Kvariati is another popular seaside resort at Black Sea coast. Kvariati offers a wonderful mix of sea and mountains to its visitors. While swimming in crystal clear water one can enjoy an amazing view of emerald mountains. During the summer season, many bungalows, café-bars and clubs function, allowing visitors to enjoy nightlife as well.
Anaklia, located in Zugdidi municipality of western Georgia is a relatively recently founded Black Sea resort, with its beach covered in yellow sand. Several high class hotels have already been built there, but one can easily find private guest houses as well. Anaklia has already hosted several summer events, and this year is no exception: GEM Fest (Georgian Electronic Music Festival) will take place there, starting on July 31 and ending on August 7.
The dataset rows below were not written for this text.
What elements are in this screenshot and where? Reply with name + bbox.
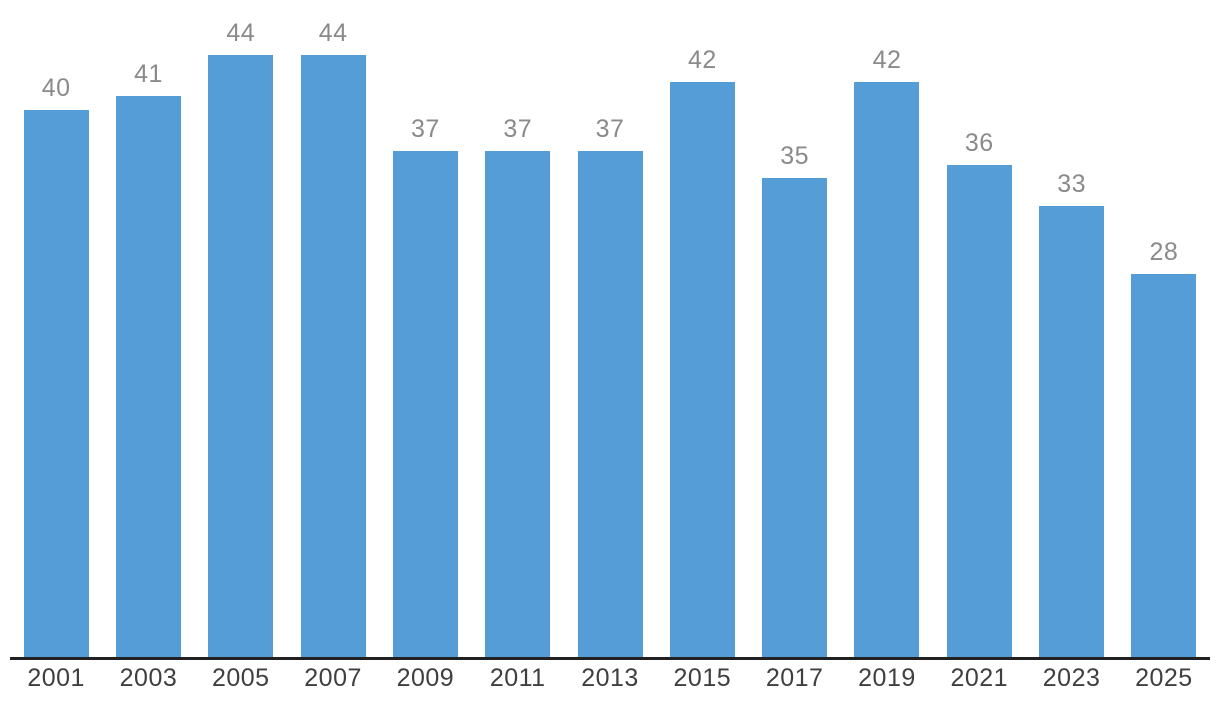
bar — [854, 82, 920, 657]
x-axis-tick-label: 2017 — [765, 664, 824, 692]
bar-group: 33 — [1025, 14, 1117, 657]
x-axis-tick-label: 2003 — [119, 664, 178, 692]
bar — [300, 55, 366, 657]
bar — [762, 178, 828, 657]
bar-group: 36 — [933, 14, 1025, 657]
bar-group: 40 — [10, 14, 102, 657]
x-axis-line — [10, 657, 1210, 660]
x-axis-tick-label: 2015 — [673, 664, 732, 692]
bar — [392, 150, 458, 657]
bar — [1039, 205, 1105, 657]
x-axis-tick-label: 2013 — [581, 664, 639, 692]
x-axis-tick-label: 2005 — [211, 664, 270, 692]
bar-value-label: 37 — [595, 114, 625, 143]
x-axis-tick-label: 2001 — [27, 664, 85, 692]
x-axis-tick-label: 2011 — [489, 664, 546, 692]
bar-value-label: 35 — [780, 142, 810, 171]
x-axis-tick-label: 2025 — [1135, 664, 1193, 692]
bar — [577, 150, 643, 657]
bar-value-label: 44 — [318, 19, 348, 48]
bar-value-label: 42 — [872, 46, 902, 75]
bar-group: 41 — [102, 14, 194, 657]
bar — [23, 109, 89, 657]
bar-value-label: 44 — [226, 19, 256, 48]
bar-group: 44 — [287, 14, 379, 657]
bar-value-label: 28 — [1149, 237, 1179, 266]
bar-group: 37 — [472, 14, 564, 657]
x-axis-tick-label: 2007 — [304, 664, 362, 692]
x-axis-tick-label: 2023 — [1042, 664, 1101, 692]
x-axis-tick-label: 2021 — [950, 664, 1009, 692]
bar — [485, 150, 551, 657]
bar-value-label: 37 — [411, 114, 440, 143]
bar — [115, 96, 181, 657]
bar-group: 28 — [1118, 14, 1210, 657]
x-axis-tick-label: 2019 — [858, 664, 916, 692]
x-axis-tick-labels: 2001 2003 2005 2007 2009 2011 2013 2015 2017 2019… — [10, 663, 1210, 693]
bar-group: 42 — [656, 14, 748, 657]
bar-group: 44 — [195, 14, 287, 657]
bar — [946, 164, 1012, 657]
bar-value-label: 41 — [134, 60, 163, 89]
bar-value-label: 33 — [1057, 169, 1086, 198]
bar — [208, 55, 274, 657]
x-axis-tick-label: 2009 — [396, 664, 455, 692]
bar-value-label: 40 — [41, 73, 71, 102]
bar — [669, 82, 735, 657]
plot-area: 40 41 44 44 37 37 37 42 35 42 36 33 28 — [10, 14, 1210, 657]
bar-group: 42 — [841, 14, 933, 657]
bar-group: 37 — [564, 14, 656, 657]
bar-group: 37 — [379, 14, 471, 657]
bar-value-label: 37 — [503, 114, 533, 143]
bar — [1131, 273, 1197, 657]
bar-value-label: 42 — [687, 46, 717, 75]
bar-group: 35 — [749, 14, 841, 657]
bar-value-label: 36 — [964, 128, 994, 157]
Grigoleti village in Georgia’s Guria region is another noteworthy Black Sea resort. The area is covered with perennial pines, while the beach represents magnetic sand that is notable for its spa features and is good for strengthening bones and joints. If you want to spend your vacation with your family in a calm and healthy environment, then this resort is for you.
Mtsvane Kontskhi (Green Cape) is another extremely beautiful and famous resort in western Georgia. The resort is located nine kilometers away from Batumi, the capital of Adjara region . Its green slopes are home to an amazing botanical garden that annually hosts thousands of tourists. Green Cape is ideal not only for sunbathing and swimming, but for diving as well. The resort offers various hotels, comfortable guest houses, restaurants with delicious food and café-bars.
Now describe winter resorts:
Gudauri – is located just 90 minutes drive from the capital. is popular for its quality infrastructure and variety of ski runs.
Mestia – the brand new ski destination in Georgia is one of the most challenging and beautiful in Europe. Here the ski-lifts begin at 1,800 meters and the destination is easily accessible by a magnificent 30 minute flight through the mountains.
Bakuriani – originally developed as an Olympic training facility its cross-country trails attract expert, as well as beginner level skiers. Today Bakuriani is very popular among family vacationers.
It’s important to note that Gudauri and Bakuriani resorts were recently equipped with artificial snow making machines, which guarantee a perfect slope every time.